Alertes : surmortalités hivernales
Depuis plusieurs semaines parviennent au SNA de très nombreux témoignages d’apiculteurs constatant des pertes pouvant atteindre 80% des colonies, des ruches totalement vides d’abeilles avec des réserves de miel et de pollen, ou parfois avec une poignée d’abeilles survivantes avec la reine et pas d’abeilles mortes apparentes. Des pertes dans des ruchers qui pourtant ont été surveillés et soignés par alternance de médicaments
vétérinaires avec AMM, tandis que leurs propres ruchers voisins, distants de 800 mètres disposant du même bol alimentaire et des mêmes traitements, ne subissent pas plus de 7% de pertes avec de belles colonies bien développées et saines. Les comptages de varroas effectués à l’automne dans les deux ruchers démontrent que la pression des varroas avait été maîtrisée avant la mise en hivernage. Ces désolantes situations
se constatent quels que soient les itinéraires de traitements avec AMM et les alternances de matières actives mises en place et en zones de plaine, de bocage, de montagne, tout
autant qu’en zones urbaines.
Quelles leçons pouvons-nous tirer de telles situations survenant chez des apiculteurs chevronnés et rigoureux qui n’ont jamais connus de telles pertes ?
Tout d’abord qu’il y a des situations et des contextes qui font que ces pratiques sanitaires rigoureuses fonctionnent dans certains cas et qu’il ne faut pas les abandonner. Elles démontrent aussi que, malgré une surveillance sanitaire rigoureuse pour une mise en hivernage sécurisée, cela ne suffit plus et qu’il se passe quelque chose d’autre.
Une analyse des stratégies de lutte démontre que les seuils maximums de varroas n’ont jamais été atteints lors des comptages de fin d’été/début d’automne. Le constat principal concerne la longévité des « abeilles d’hiver » qui s’avère être raccourcie et ne leur permet plus de faire la jonction avec les premières naissances en fin d’hivernage, et peut résulter d’une charge virale trop élevée, même si nous avons parfaitement débarrassé nos abeilles des varroas avant la mise en hivernage.
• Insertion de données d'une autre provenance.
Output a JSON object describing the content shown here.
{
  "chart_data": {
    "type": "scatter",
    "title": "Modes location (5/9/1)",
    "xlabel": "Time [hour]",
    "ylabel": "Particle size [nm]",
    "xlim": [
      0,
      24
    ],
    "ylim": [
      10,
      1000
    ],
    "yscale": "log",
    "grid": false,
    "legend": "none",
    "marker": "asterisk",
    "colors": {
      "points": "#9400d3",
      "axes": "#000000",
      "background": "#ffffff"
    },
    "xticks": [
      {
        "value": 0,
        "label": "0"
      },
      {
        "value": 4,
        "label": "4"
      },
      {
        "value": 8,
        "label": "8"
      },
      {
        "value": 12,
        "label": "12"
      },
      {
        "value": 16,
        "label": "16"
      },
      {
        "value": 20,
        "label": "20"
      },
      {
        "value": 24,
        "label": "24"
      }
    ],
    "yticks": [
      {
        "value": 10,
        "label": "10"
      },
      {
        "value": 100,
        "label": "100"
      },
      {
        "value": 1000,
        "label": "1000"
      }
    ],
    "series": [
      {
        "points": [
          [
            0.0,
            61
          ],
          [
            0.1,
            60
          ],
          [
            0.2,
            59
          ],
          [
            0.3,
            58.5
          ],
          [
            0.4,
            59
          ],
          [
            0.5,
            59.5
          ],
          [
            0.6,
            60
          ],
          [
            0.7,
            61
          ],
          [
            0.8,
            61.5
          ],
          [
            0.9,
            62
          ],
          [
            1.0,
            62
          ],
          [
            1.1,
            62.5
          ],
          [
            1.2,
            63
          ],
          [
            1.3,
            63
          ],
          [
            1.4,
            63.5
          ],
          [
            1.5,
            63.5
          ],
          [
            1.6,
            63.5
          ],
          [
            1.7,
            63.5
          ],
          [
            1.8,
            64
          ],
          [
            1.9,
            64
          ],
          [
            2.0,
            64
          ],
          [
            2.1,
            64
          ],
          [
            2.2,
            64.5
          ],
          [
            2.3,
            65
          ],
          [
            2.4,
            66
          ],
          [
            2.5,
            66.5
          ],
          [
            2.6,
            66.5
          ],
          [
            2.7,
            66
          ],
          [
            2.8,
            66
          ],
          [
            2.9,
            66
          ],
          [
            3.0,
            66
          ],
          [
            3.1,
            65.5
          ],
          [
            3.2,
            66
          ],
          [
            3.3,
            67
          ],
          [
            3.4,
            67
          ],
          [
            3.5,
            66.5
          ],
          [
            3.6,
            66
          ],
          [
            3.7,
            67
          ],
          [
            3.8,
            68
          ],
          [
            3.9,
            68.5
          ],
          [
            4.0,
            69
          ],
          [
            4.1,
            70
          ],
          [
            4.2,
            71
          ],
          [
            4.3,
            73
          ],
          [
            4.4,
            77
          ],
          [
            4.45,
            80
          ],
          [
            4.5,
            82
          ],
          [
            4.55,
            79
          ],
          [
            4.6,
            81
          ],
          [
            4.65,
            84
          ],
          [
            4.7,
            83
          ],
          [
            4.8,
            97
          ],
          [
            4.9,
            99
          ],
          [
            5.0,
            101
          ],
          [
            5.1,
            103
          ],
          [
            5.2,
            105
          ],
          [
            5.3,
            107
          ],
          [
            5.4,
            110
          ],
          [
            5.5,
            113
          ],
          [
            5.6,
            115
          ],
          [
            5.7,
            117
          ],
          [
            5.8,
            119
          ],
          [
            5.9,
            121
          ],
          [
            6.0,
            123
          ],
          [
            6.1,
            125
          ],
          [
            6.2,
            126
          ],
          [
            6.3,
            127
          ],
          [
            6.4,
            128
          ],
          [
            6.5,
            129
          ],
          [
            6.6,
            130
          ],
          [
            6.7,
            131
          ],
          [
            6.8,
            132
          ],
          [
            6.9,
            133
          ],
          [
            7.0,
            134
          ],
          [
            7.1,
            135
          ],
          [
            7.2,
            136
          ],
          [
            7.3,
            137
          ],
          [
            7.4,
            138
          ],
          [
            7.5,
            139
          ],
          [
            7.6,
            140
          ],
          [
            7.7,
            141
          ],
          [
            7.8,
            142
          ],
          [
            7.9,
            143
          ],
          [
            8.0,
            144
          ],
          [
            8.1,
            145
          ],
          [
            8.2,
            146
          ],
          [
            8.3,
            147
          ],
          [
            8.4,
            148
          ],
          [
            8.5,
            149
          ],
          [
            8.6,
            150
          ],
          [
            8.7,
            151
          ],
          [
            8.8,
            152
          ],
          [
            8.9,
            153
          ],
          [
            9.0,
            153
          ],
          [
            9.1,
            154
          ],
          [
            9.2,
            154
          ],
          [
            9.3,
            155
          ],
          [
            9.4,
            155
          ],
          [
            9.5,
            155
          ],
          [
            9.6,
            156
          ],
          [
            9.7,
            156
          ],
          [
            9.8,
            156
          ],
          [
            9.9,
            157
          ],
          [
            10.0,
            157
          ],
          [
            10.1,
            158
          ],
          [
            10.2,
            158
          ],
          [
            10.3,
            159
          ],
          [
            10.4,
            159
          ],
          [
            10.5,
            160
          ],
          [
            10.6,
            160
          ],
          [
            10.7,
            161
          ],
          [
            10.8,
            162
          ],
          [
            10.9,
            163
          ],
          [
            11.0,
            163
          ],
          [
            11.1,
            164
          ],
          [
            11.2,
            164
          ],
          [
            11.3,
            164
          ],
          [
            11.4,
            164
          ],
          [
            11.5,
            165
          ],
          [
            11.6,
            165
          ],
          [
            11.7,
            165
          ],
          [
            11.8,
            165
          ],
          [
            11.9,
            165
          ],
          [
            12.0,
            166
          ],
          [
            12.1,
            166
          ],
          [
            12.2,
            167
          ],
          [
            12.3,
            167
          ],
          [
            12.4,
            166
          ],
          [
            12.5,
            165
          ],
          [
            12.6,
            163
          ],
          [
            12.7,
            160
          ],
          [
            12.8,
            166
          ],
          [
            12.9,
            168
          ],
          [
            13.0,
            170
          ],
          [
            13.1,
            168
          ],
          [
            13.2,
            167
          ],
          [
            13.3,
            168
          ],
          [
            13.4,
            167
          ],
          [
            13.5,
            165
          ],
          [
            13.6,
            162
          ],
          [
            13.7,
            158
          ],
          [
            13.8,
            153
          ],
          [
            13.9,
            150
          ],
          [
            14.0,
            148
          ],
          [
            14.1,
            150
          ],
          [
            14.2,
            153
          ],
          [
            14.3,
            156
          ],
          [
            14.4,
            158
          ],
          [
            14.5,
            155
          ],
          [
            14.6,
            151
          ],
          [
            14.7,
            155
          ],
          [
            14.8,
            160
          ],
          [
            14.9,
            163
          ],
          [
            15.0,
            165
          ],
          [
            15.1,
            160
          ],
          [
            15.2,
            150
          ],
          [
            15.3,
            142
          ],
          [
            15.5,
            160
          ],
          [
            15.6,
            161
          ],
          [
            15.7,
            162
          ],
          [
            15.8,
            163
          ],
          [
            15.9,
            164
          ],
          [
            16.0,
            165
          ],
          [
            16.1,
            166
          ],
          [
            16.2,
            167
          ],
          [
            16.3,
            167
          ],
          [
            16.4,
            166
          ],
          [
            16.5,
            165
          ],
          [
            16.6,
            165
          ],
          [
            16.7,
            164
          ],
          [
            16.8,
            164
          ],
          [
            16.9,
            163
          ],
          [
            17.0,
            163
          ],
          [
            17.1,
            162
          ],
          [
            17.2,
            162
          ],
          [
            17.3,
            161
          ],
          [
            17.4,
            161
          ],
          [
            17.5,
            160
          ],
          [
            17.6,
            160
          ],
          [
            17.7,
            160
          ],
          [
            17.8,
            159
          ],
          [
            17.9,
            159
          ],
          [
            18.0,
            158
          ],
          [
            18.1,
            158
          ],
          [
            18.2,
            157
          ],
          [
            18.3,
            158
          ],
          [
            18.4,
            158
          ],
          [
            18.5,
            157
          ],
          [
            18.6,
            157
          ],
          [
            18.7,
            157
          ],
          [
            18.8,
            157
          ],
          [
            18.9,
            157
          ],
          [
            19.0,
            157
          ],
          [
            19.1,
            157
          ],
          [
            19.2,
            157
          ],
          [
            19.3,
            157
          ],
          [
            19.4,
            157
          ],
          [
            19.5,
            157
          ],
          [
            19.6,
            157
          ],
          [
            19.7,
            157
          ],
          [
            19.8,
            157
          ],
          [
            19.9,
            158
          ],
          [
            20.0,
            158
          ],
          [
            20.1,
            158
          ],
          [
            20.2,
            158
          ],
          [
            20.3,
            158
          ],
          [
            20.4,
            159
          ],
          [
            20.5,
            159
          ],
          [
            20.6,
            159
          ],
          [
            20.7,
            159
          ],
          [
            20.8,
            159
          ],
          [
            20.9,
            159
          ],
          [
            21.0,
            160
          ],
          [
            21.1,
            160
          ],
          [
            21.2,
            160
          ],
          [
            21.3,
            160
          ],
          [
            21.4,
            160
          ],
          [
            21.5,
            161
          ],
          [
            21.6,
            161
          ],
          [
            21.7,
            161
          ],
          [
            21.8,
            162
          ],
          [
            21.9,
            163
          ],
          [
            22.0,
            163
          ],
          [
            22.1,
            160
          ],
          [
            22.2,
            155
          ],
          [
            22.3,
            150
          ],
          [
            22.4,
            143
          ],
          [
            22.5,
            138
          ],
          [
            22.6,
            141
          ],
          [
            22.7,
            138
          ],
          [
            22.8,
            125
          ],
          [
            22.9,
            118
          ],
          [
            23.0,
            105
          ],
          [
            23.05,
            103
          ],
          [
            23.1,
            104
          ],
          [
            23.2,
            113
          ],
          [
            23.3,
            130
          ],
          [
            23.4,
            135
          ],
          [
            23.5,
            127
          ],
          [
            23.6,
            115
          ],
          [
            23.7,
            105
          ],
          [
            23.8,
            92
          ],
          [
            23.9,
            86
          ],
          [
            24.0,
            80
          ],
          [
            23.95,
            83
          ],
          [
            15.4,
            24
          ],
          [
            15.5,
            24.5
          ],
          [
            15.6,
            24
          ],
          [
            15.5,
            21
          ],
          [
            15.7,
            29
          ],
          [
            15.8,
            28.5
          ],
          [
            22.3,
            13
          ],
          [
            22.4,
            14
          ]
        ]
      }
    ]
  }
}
Est-il encore nécessaire de souligner l’importance du contrôle constant de la varroase et d’adapter nos méthodes de lutte afin de limiter précocement le développement des maladies virales associées ? Pouvons-nous en déduire que le problème se déclenche plus tôt en saison, au moment du pic des populations de varroas ?
En effet, les pics de populations de varroas commencent lors des miellées de juin à fin août, après avoir libéré des bataillons de butineuses issus de belles surfaces de couvain, véritables nurseries pour varroas et surtout de virus opportunistes dont la « gamme » ne cesse de s’élargir et dont les conséquences ne sont pas systématiquement visibles à l’oeil nu. Il n’y a pas que le virus des ailes déformées, si facile à identifier ! Puisque les virus si opportunistes savent muter et s’adapter, il va nous falloir lutter beaucoup plus tôt en saison contre les varroas et imaginer des méthodes et des techniques permettant de maintenir au plus bas la charge virale à l’intérieur des colonies. Souhaitons que les laboratoires vétérinaires trouvent au plus vite la solution.
En conclusion : apprenons à lutter contre le varroa encore plus tôt et plus régulièrement dans le respect des récoltes de miel pour limiter au niveau le plus bas possible la charge virale très certainement responsable de ces pertes massives.